# Which documents need attesting?



## Harms100 (Mar 18, 2012)

Hi guys, wondered if you can help with suggestions on attesting certificates.

At the moment I have no firm job offer but a couple of really promising discussions in the pipeline as well as my fiancé already securing herself a full time teaching post starting in mid-August.

Think it's really important for me now to get my degree certificate 'attested' for any visa application process I may need to complete and to inform prospective employers that I have began the process but are there any other documents I should get attested at the same time. I assume this way I then have everything in place should I need to move quickly???


----------



## Harms100 (Mar 18, 2012)

Hi guys, wondered if you can help with suggestions on attesting certificates.

At the moment I have no firm job offer but a couple of really promising discussions in the pipeline as well as my fiancé already securing herself a full time teaching post starting in mid-August.

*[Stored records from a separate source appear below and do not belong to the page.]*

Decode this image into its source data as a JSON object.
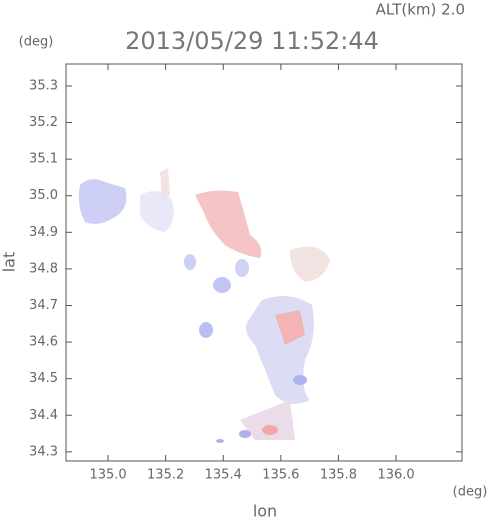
{
  "chart_data": {
    "type": "map",
    "title": "2013/05/29 11:52:44",
    "subtitle": "ALT(km) 2.0",
    "x_label": "lon",
    "y_label": "lat",
    "x_unit": "(deg)",
    "y_unit": "(deg)",
    "xlim": [
      134.854,
      136.229
    ],
    "ylim": [
      34.275,
      35.36
    ],
    "xticks": [
      {
        "value": 135,
        "label": "135.0"
      },
      135.2,
      135.4,
      135.6,
      135.8,
      {
        "value": 136,
        "label": "136.0"
      }
    ],
    "yticks": [
      34.3,
      34.4,
      34.5,
      34.6,
      34.7,
      34.8,
      34.9,
      {
        "value": 35,
        "label": "35.0"
      },
      35.1,
      35.2,
      35.3
    ]
  }
}
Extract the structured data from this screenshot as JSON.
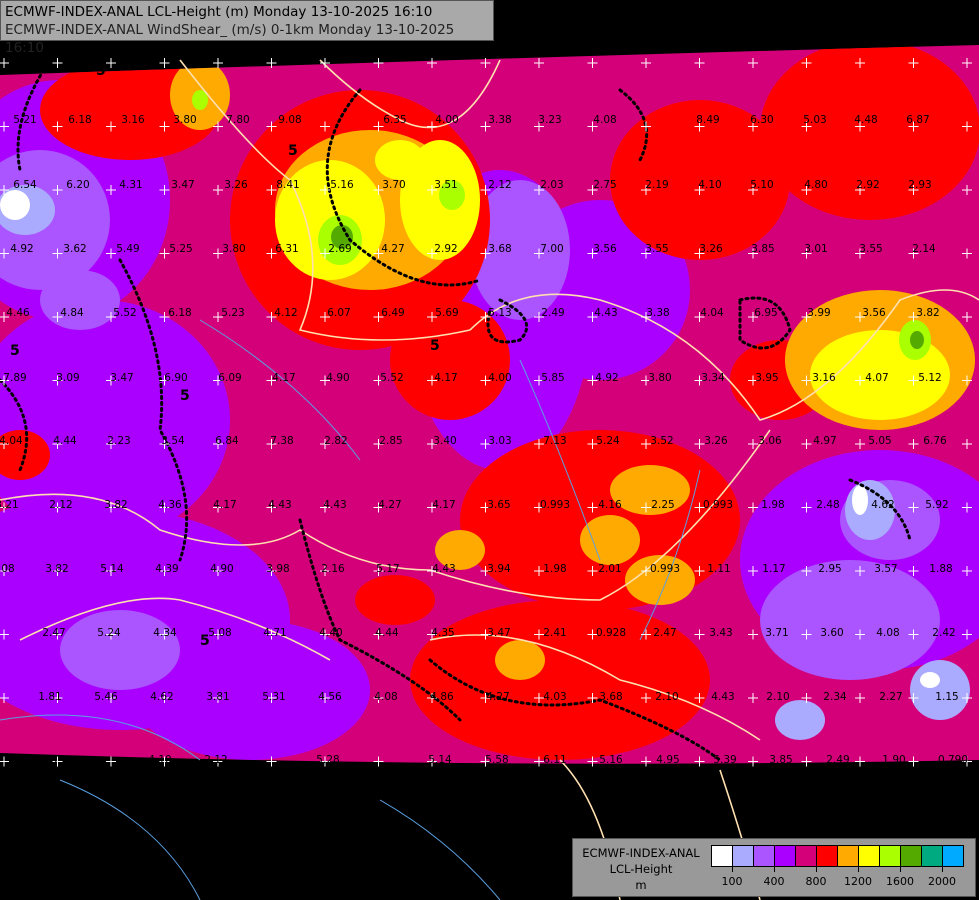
{
  "header": {
    "line1": "ECMWF-INDEX-ANAL LCL-Height (m) Monday 13-10-2025 16:10",
    "line2": "ECMWF-INDEX-ANAL WindShear_ (m/s) 0-1km Monday 13-10-2025 16:10"
  },
  "legend": {
    "line1": "ECMWF-INDEX-ANAL",
    "line2": "LCL-Height",
    "unit": "m",
    "colors": [
      "#ffffff",
      "#aaaaff",
      "#aa55ff",
      "#aa00ff",
      "#d4007a",
      "#ff0000",
      "#ffaa00",
      "#ffff00",
      "#aaff00",
      "#55aa00",
      "#00aa80",
      "#00aaff"
    ],
    "tick_labels": [
      "100",
      "400",
      "800",
      "1200",
      "1600",
      "2000"
    ]
  },
  "contour_label": "5",
  "wind_shear_values": [
    [
      "5.21",
      "6.18",
      "3.16",
      "3.80",
      "7.80",
      "9.08",
      "6.35",
      "4.00",
      "3.38",
      "3.23",
      "4.08",
      "8.49",
      "6.30",
      "5.03",
      "4.48",
      "6.87"
    ],
    [
      "6.54",
      "6.20",
      "4.31",
      "3.47",
      "3.26",
      "8.41",
      "5.16",
      "3.70",
      "3.51",
      "2.12",
      "2.03",
      "2.75",
      "2.19",
      "4.10",
      "5.10",
      "4.80",
      "2.92",
      "2.93"
    ],
    [
      "4.92",
      "3.62",
      "5.49",
      "5.25",
      "3.80",
      "6.31",
      "2.69",
      "4.27",
      "2.92",
      "3.68",
      "7.00",
      "3.56",
      "3.55",
      "3.26",
      "3.85",
      "3.01",
      "3.55",
      "2.14"
    ],
    [
      "4.46",
      "4.84",
      "5.52",
      "6.18",
      "5.23",
      "4.12",
      "6.07",
      "6.49",
      "5.69",
      "5.13",
      "2.49",
      "4.43",
      "3.38",
      "4.04",
      "6.95",
      "3.99",
      "3.56",
      "3.82"
    ],
    [
      "7.89",
      "3.09",
      "3.47",
      "6.90",
      "6.09",
      "4.17",
      "4.90",
      "5.52",
      "4.17",
      "4.00",
      "5.85",
      "4.92",
      "3.80",
      "3.34",
      "3.95",
      "3.16",
      "4.07",
      "5.12"
    ],
    [
      "4.04",
      "4.44",
      "2.23",
      "3.54",
      "6.84",
      "7.38",
      "2.82",
      "2.85",
      "3.40",
      "3.03",
      "7.13",
      "5.24",
      "3.52",
      "3.26",
      "3.06",
      "4.97",
      "5.05",
      "6.76"
    ],
    [
      "3.21",
      "2.12",
      "3.82",
      "4.36",
      "4.17",
      "4.43",
      "4.43",
      "4.27",
      "4.17",
      "3.65",
      "0.993",
      "4.16",
      "2.25",
      "0.993",
      "1.98",
      "2.48",
      "4.62",
      "5.92"
    ],
    [
      "3.08",
      "3.82",
      "5.14",
      "4.39",
      "4.90",
      "3.98",
      "2.16",
      "5.17",
      "4.43",
      "3.94",
      "1.98",
      "2.01",
      "0.993",
      "1.11",
      "1.17",
      "2.95",
      "3.57",
      "1.88"
    ],
    [
      "2.47",
      "5.24",
      "4.34",
      "5.08",
      "4.71",
      "4.40",
      "4.44",
      "4.35",
      "3.47",
      "2.41",
      "0.928",
      "2.47",
      "3.43",
      "3.71",
      "3.60",
      "4.08",
      "2.42"
    ],
    [
      "1.81",
      "5.46",
      "4.62",
      "3.81",
      "5.31",
      "4.56",
      "4.08",
      "4.86",
      "4.27",
      "4.03",
      "3.68",
      "2.10",
      "4.43",
      "2.10",
      "2.34",
      "2.27",
      "1.15"
    ],
    [
      "6.15",
      "4.10",
      "2.12",
      "5.28",
      "5.14",
      "5.58",
      "6.11",
      "5.16",
      "4.95",
      "5.39",
      "3.85",
      "2.49",
      "1.90",
      "0.790"
    ]
  ]
}
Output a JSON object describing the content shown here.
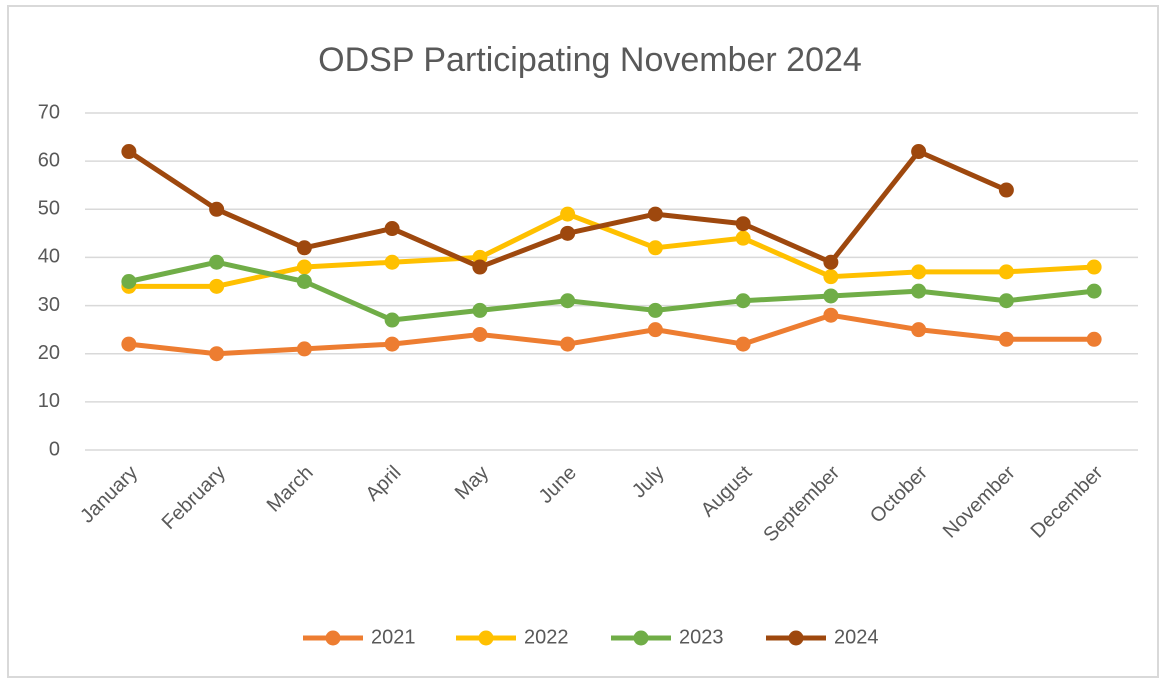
{
  "chart_data": {
    "type": "line",
    "title": "ODSP Participating November 2024",
    "categories": [
      "January",
      "February",
      "March",
      "April",
      "May",
      "June",
      "July",
      "August",
      "September",
      "October",
      "November",
      "December"
    ],
    "series": [
      {
        "name": "2021",
        "color": "#ED7D31",
        "values": [
          22,
          20,
          21,
          22,
          24,
          22,
          25,
          22,
          28,
          25,
          23,
          23
        ]
      },
      {
        "name": "2022",
        "color": "#FFC000",
        "values": [
          34,
          34,
          38,
          39,
          40,
          49,
          42,
          44,
          36,
          37,
          37,
          38
        ]
      },
      {
        "name": "2023",
        "color": "#70AD47",
        "values": [
          35,
          39,
          35,
          27,
          29,
          31,
          29,
          31,
          32,
          33,
          31,
          33
        ]
      },
      {
        "name": "2024",
        "color": "#9E480E",
        "values": [
          62,
          50,
          42,
          46,
          38,
          45,
          49,
          47,
          39,
          62,
          54,
          null
        ]
      }
    ],
    "ylim": [
      0,
      70
    ],
    "yticks": [
      0,
      10,
      20,
      30,
      40,
      50,
      60,
      70
    ],
    "grid": true,
    "legend": "bottom"
  }
}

Think it's really important for me now to get my degree certificate 'attested' for any visa application process I may need to complete and to inform prospective employers that I have began the process but are there any other documents I should get attested at the same time. I assume this way I then have everything in place should I need to move quickly???[/QUOTE]


----------



## Cos_mo (Feb 9, 2012)

Your degrees/certs and academic transcripts need to be attested. If u havnt secured a job yet I would get a written reference attested also. Get a police check done also.


----------



## Harms100 (Mar 18, 2012)

Hi Cos_mo, thanks for the information, by a police reference do you mean a CRB check? How about a driving licence or passport? I have three really great references via LinkedIn, so I should get them all on one sheet at also get th attested?


----------



## Cos_mo (Feb 9, 2012)

Harms100 said:


> Hi Cos_mo, thanks for the information, by a police reference do you mean a CRB check? How about a driving licence or passport? I have three really great references via LinkedIn, so I should get them all on one sheet at also get th attested?


A police check...the equivalent of Garda clearance in Ireland...to show you have no convictions etc.

With regard to ref...I'm starting job in Dubai in aug and its one of the documents I have to get attested...sch stipulated that it's from a sch where I have worked in for more than two yrs. More references required if u havnt worked in a sch for more than 2 yrs. 

You will need to provide copy of passport.

Hope that helps!


----------



## Harms100 (Mar 18, 2012)

Ok that helps thanks, your copy of the passport - was that attested too?

So to confirm for sure get my degree certificate, CRB and reference....and maybe copy of my passport?

I am just trying to be as pro-active as possible and get as much sorted as possible myself to make me 'employable'' if you see what I mean? 

Congrats on securing a teaching job out there by the way!


----------



## wandabug (Apr 22, 2010)

You don't need to attest passport or driving licence.


----------



## Harms100 (Mar 18, 2012)

Hi wandabug - thanks for that, pretty safe to say my degree certificate and my CRB are decimated then! Anything else you are aware of?


----------



## wandabug (Apr 22, 2010)

only your marriage certificate, if you get married.


----------



## Harms100 (Mar 18, 2012)

Great thanks very much!


----------